The most significant materials accessible at the website perhaps are the two declassified reports on the sensational Hamoodur Rahman Commission Report, a judicial inquiry prepared in July 1972 that proved the genocide by the Pakistani occupation army, and the dissent cables sent by Archer K Blood, the US consul general in Dhaka, describing the genocide.
In addition to a timeline of Bangladesh's history from 1940 to 1971, an interactive war calendar prepared with the help of the Liberation War Museum describes the major events of each day in 1971.
It also includes about 14 clips of battle maps obtained from a book of KM Shafiullah, a sector commander of the Liberation War.
Currently viewers can also access 44 videos on different subjects categorised as events leading to the Declaration of Independence, March Crackdown, Genocide, From War Fields, Rape, Killing of Intellectuals, Pak Army's Surrender, Victory Celebrations, Role of Collaborators and Documentaries made on the war including Gita Mehta's “Dateline Bangladesh” and “9 Months to Freedom (1975)” by Indian filmmaker S Sukhdev.

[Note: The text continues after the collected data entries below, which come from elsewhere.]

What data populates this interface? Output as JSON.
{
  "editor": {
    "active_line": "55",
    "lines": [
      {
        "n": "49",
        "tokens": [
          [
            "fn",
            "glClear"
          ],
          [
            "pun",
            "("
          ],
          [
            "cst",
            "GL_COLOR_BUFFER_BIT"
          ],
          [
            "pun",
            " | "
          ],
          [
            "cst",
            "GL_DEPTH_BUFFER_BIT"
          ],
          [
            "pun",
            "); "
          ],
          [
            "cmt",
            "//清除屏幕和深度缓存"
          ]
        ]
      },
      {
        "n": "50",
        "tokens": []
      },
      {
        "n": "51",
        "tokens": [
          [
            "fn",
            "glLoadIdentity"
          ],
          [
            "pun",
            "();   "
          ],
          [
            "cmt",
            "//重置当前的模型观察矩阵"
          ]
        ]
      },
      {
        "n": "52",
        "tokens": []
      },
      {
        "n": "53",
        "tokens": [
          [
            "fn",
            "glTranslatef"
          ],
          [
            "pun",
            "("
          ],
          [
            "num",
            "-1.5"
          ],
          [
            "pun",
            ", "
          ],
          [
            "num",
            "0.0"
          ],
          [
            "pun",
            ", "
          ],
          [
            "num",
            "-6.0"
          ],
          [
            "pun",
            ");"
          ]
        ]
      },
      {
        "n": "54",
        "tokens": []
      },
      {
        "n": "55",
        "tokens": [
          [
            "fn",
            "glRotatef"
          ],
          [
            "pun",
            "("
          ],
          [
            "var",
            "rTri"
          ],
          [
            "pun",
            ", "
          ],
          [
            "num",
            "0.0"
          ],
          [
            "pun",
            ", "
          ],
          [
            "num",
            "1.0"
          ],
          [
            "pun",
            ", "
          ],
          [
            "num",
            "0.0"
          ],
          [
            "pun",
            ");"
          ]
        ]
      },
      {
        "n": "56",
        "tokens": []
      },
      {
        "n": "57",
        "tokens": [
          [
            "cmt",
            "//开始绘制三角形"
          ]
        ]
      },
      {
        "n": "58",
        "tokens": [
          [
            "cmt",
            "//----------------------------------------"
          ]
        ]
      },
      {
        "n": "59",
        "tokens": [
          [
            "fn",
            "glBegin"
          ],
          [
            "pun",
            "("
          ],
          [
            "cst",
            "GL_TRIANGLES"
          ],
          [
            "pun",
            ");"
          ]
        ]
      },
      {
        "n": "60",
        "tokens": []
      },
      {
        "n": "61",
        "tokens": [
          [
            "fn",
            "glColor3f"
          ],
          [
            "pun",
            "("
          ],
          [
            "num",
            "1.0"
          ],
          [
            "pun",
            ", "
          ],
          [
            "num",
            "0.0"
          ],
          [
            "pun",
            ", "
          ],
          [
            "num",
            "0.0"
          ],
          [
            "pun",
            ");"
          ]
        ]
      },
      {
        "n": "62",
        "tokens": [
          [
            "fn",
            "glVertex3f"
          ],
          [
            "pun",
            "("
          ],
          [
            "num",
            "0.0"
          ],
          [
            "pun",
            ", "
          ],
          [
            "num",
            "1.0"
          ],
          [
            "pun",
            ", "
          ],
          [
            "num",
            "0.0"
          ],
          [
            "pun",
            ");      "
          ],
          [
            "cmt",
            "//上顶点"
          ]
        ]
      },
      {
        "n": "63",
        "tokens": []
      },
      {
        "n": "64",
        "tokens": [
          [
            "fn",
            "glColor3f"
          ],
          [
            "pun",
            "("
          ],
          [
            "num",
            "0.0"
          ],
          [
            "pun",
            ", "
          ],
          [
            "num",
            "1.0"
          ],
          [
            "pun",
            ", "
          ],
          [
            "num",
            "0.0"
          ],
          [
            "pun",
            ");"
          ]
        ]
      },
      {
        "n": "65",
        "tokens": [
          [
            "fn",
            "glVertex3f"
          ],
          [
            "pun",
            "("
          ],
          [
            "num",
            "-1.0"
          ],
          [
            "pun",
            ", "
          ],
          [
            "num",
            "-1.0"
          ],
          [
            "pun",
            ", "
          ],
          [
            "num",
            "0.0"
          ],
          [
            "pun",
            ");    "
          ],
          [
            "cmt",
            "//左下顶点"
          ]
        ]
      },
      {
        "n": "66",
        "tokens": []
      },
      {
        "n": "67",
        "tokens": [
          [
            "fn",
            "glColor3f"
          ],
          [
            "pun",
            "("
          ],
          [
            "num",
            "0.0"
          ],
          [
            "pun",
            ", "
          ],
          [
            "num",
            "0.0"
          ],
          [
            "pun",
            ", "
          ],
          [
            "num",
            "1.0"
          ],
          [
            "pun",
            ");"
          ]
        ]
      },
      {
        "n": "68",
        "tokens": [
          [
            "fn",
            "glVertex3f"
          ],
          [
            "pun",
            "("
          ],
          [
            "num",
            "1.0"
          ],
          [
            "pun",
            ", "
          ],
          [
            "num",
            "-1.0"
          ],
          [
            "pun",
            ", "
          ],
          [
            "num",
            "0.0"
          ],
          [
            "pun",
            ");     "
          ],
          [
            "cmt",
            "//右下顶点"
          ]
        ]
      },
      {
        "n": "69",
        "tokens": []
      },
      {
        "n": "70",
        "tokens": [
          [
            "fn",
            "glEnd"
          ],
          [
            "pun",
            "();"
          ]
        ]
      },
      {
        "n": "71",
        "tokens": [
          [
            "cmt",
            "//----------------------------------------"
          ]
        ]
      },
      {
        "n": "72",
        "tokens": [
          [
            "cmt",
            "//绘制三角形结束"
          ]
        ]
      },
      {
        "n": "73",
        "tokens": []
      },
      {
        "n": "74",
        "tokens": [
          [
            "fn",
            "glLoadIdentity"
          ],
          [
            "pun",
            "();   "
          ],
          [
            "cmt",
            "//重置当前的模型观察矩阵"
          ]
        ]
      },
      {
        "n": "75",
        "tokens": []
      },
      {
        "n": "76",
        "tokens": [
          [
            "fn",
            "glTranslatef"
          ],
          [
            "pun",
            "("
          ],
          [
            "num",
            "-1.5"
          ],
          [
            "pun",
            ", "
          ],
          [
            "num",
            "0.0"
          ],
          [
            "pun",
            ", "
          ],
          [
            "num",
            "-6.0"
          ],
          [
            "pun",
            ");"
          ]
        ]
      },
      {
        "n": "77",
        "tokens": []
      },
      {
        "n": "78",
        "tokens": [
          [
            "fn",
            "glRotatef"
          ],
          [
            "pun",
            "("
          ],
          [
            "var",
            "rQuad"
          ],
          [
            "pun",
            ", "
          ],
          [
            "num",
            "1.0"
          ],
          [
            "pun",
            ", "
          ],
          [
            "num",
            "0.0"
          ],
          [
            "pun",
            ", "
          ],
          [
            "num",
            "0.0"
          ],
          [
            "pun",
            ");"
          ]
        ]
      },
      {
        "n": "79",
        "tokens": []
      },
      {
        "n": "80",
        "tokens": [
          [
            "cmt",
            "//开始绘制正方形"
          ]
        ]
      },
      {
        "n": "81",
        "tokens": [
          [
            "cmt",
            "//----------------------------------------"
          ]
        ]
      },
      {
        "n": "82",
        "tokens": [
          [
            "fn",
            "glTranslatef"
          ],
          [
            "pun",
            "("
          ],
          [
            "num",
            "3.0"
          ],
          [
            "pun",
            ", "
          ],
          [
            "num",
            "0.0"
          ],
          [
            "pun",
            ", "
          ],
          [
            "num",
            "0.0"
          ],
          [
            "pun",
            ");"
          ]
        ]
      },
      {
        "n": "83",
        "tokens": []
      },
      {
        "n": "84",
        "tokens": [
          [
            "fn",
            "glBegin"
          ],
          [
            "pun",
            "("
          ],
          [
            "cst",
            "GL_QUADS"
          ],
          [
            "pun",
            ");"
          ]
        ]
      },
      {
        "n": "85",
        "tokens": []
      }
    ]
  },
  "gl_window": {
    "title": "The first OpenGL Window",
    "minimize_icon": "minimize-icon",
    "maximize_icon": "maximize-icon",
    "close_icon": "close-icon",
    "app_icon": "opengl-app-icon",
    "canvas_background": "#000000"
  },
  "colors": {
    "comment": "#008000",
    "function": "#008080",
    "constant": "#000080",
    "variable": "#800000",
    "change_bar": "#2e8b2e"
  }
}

Video interviews of war heroes including KM Shafiullah, commander of Crack Platoon guerrillas Nasiruddin Yusuf Bacchu and Swadhin Bangla Betar Kendra artist Nasreen Ahmad, conducted by The Daily Star, can also be viewed.
The website also provides access to 48 international media reports published in 1971 as well as numerous articles, interviews, autobiographies and book reviews published in The Daily Star and international newspapers on 1971.
The photo section offers 36 rare photographs from Magnum Photos along with 111 from the personal collection of Mannan Mashhur Zarif.
The homepage gives a glimpse of the entire website along with the fact sheet providing statistics on deaths, rape victims, war children and abortions, refugees and refugee camps and the Pakistani army and its collaborators.
Grameenphone Chief Corporate Affairs Officer Mahmud Hossain said one barrier to internet use was a lack of content.
He hoped that the website would fill that void, providing access to a huge amount of content on the Liberation War to the young generation.
Inam Ahmed, deputy editor of the newspaper heading the non-profit project, said military archives of the country as well as India would be contacted for maps and documents related to the war.
“There will also be a system of outsourcing so that anyone with information or materials in their personal collection which has not been archived can share those with us,” he said.
Reminiscing about March 26, 1971 after a rare video footage of the mass killing at Dhaka University was shown at the launching, Mahfuz Anam, editor and publisher of The Daily Star, said the newspaper was proud to be a part of the project.
He hoped that the project would become the most valuable, relevant and rich online portal of the Liberation War.